March of 1989 -The Exxon Valdez: The worst spill in U.S. history occurred when the supertanker, Exxon Valdez, ran aground in Prince William Sound, Alaska. About 11 million gallons (260,000 barrels) of oil spilled from the tanker. It spread out to 900 miles of shoreline. This shoreline and neighboring islands are home to deer, bears, seals, otters, whales, birds and fish, and other plants and animals.
This was the first large spill in an enclosed, cold body of water. These conditions made clean-up very difficult. The oil slick spread quickly. Chemical dispersants could not be used because the seas were too calm for them to be effective. Then high winds drove the oil into a mousse. In the months following the spill, workers collected more than 36,000 oiled birds and more than 1,000 sea otters. The number killed was several times the number found. Some people say that it will be 20 to 70 years before the seabird population fully recovers. Cleanup costs of this spill exceeded $2 billion. The cleanup involved deployment of more than 10,000 people, several hundred boats, aircraft, and special equipment.
January 2, 1988-The Monongahela River Spill: Approximately one million gallons of oil accidentally spilled into the Monongahela River in Western Pennsylvania when an above-ground oil storage tank failed. In a matter of seconds, a 30 foot wave of heavy oil surged over containment barriers and spilled into the river, threatening the water supplies of more than a million people living downriver. Swift action was necessary to safeguard these water supplies. Thousands of feet of booms were used to contain the oil as workers pumped it into barges and tanker trucks. Even with this massive cleanup effort, eight water suppliers in three states were forced to shut their intake for a few days.
Now we have the BP oil spill occurring in the Gulf of Mexico. The leak is the result of catastrophic failure of the drilling rig which now lies at the bottom of the ocean some 5000 feet below the surface. 29 lives were lost during this tragic event. It is widely believed that this spill will result in the largest man made ecological disaster U.S. History. Currently believed to be leaking at a rate of 200,000 gallons/5000 barrels per day and is expected to take at least 90 days to get this leak under control. It appears as though many avoidable mistakes were made to reduce drilling costs; but it will likely be many months before the whole truth is disclosed.
Oil Spill Laws:
Governments have laws regulating oil spills. In the United States, spills of oil and other chemicals must be reported to the National Response Center so action can be taken to contain the spill and clean it up to reduce pollution and assess environmental impacts. Many states and local governments have similar laws.

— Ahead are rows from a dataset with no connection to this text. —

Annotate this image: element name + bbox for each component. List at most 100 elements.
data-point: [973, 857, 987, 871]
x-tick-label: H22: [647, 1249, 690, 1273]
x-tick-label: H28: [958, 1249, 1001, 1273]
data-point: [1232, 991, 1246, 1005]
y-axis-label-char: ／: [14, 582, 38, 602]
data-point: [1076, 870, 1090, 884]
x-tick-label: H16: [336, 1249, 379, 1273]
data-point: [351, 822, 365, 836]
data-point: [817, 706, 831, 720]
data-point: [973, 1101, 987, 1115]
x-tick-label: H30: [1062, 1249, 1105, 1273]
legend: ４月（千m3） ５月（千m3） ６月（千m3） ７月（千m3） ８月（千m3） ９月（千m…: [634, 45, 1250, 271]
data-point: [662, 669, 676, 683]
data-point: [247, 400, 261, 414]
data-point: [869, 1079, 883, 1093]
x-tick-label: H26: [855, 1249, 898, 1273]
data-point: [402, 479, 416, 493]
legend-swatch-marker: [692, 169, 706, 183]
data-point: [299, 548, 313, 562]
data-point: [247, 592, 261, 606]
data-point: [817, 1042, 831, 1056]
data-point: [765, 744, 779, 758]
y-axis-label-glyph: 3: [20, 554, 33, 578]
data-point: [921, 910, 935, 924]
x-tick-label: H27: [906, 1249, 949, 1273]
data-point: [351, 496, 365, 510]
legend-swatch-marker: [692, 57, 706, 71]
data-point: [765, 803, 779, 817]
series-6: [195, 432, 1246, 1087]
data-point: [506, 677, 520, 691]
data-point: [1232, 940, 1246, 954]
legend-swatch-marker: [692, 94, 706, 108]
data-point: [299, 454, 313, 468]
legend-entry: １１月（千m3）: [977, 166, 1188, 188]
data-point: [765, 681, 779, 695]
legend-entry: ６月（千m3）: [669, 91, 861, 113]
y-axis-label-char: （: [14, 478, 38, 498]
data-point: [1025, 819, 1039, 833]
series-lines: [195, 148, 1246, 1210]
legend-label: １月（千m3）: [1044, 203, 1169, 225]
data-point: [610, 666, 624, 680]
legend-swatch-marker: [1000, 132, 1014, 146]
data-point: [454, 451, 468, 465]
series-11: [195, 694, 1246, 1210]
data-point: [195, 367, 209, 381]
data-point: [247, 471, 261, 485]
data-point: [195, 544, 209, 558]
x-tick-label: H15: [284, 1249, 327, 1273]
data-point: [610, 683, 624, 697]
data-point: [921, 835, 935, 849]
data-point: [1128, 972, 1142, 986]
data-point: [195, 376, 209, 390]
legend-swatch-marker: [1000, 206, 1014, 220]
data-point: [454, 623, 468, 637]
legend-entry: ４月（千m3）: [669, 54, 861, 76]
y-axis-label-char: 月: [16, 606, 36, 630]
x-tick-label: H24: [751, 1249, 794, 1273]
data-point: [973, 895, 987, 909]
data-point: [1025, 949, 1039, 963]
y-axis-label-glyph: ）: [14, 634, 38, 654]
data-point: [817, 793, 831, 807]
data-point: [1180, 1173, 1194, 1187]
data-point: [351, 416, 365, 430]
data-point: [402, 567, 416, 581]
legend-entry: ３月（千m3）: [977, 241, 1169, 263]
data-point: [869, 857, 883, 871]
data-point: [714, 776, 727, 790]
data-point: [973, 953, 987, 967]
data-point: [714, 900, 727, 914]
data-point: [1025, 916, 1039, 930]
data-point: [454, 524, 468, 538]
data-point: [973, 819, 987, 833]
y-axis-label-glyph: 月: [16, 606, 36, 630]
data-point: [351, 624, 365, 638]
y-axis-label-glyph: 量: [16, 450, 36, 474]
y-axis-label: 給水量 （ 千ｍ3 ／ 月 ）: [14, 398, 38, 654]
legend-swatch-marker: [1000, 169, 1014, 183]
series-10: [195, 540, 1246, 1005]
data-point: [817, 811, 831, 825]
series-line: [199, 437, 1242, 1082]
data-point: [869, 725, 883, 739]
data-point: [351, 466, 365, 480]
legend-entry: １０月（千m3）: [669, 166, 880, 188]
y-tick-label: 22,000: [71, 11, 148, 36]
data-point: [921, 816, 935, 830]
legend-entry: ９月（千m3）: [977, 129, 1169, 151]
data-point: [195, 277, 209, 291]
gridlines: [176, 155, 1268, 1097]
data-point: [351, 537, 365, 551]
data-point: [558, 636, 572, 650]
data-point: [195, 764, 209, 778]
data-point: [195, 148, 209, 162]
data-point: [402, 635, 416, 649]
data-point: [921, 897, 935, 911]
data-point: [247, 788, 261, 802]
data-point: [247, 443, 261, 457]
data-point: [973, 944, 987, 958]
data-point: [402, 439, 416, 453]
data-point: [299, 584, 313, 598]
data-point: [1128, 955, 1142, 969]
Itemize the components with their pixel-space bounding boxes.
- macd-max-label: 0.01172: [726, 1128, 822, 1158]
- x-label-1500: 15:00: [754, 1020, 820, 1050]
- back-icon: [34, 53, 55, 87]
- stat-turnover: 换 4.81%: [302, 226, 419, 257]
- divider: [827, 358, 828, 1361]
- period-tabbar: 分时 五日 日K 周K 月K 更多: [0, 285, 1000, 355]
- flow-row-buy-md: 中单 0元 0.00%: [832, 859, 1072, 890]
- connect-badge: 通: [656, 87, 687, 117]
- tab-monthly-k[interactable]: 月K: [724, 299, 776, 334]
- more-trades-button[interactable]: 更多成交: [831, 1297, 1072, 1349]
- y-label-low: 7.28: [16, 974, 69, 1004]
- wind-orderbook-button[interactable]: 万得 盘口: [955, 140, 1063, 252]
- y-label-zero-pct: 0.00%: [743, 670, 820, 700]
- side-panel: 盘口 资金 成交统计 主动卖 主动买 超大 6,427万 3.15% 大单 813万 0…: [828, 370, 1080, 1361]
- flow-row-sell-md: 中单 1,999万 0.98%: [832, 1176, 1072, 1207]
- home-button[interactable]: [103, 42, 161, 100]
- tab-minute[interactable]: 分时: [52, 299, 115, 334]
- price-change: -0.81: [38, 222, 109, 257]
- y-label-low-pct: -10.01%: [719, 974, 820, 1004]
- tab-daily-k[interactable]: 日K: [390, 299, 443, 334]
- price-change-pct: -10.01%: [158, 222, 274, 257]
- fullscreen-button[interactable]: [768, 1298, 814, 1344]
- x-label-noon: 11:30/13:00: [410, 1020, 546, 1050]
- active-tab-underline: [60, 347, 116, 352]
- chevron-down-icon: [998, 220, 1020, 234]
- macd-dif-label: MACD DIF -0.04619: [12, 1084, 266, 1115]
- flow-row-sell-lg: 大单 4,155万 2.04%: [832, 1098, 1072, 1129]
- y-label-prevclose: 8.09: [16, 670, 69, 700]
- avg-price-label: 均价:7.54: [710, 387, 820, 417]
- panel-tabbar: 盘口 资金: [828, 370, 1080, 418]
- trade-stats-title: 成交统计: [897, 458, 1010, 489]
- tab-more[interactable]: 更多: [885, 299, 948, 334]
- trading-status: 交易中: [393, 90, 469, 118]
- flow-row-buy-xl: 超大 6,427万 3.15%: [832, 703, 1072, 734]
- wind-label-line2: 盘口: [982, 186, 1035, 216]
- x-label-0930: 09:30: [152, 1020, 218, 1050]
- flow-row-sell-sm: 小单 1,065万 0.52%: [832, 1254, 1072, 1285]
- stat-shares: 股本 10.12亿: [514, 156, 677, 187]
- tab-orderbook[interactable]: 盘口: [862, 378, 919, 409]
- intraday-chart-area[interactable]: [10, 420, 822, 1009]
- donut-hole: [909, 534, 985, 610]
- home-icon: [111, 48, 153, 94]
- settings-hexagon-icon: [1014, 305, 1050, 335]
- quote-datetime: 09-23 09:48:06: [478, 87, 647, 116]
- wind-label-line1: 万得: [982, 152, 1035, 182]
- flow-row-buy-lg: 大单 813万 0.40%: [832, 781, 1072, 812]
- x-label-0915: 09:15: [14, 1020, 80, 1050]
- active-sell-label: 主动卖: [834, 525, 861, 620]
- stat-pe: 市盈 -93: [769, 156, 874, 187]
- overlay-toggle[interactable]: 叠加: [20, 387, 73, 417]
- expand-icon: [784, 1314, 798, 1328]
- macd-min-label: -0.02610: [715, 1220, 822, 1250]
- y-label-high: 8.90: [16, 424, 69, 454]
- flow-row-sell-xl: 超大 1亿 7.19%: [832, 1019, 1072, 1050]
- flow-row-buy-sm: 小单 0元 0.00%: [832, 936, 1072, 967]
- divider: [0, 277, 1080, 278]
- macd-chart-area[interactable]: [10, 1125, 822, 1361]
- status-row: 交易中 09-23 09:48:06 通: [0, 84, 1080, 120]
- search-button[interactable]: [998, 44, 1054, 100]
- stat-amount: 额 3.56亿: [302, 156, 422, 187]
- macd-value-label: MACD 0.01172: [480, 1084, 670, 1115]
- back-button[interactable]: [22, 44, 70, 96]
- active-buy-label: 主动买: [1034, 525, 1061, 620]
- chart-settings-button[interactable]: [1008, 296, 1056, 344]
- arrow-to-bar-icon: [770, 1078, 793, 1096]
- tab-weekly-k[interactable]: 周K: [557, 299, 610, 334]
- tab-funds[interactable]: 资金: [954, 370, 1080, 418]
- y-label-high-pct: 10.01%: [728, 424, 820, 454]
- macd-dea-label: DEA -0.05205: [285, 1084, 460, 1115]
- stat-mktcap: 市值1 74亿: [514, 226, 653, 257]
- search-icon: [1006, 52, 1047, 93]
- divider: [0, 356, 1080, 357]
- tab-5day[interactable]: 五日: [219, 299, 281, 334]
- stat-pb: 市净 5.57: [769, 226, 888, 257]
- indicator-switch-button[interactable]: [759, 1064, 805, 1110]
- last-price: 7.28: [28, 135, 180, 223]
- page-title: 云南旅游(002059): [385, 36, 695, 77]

We may not know for years, if ever, the full extent of the environmental damages caused by oils spills. Finding ways to prevent the spills from occurring and better ways of mitigating the damages when they do occur should be of the highest priority. The USEPA regulates Underground Storage Tanks (USTs) and requires replacement of old tanks, corrosion protection for new tanks and pipes, and leak detection systems for tanks. After the Monongahela spill, some governments, including Pennsylvania, passed laws requiring Above-ground Storage Tanks (ASTs) to be inspected and built to modern technical standards to reduce future leaks.
The U.S. Congress enacted the Oil Pollution Act of 1990 which makes the Marine Spill Response Corporation (MSRC) the official response group for oil spills from oil tankers. The bill also requires that all oil tankers have double hulls by 2010. The law also provides money for quick response teams in the 10 U.S. Coast Guard districts.
We will see how the situation unfolds in the Gulf of Mexico and how well or poorly the government manages this crisis and whether or not the corporations that are profiting in the billions of dollars are accordingly held responsible for the decisions that led to this avoidable disaster.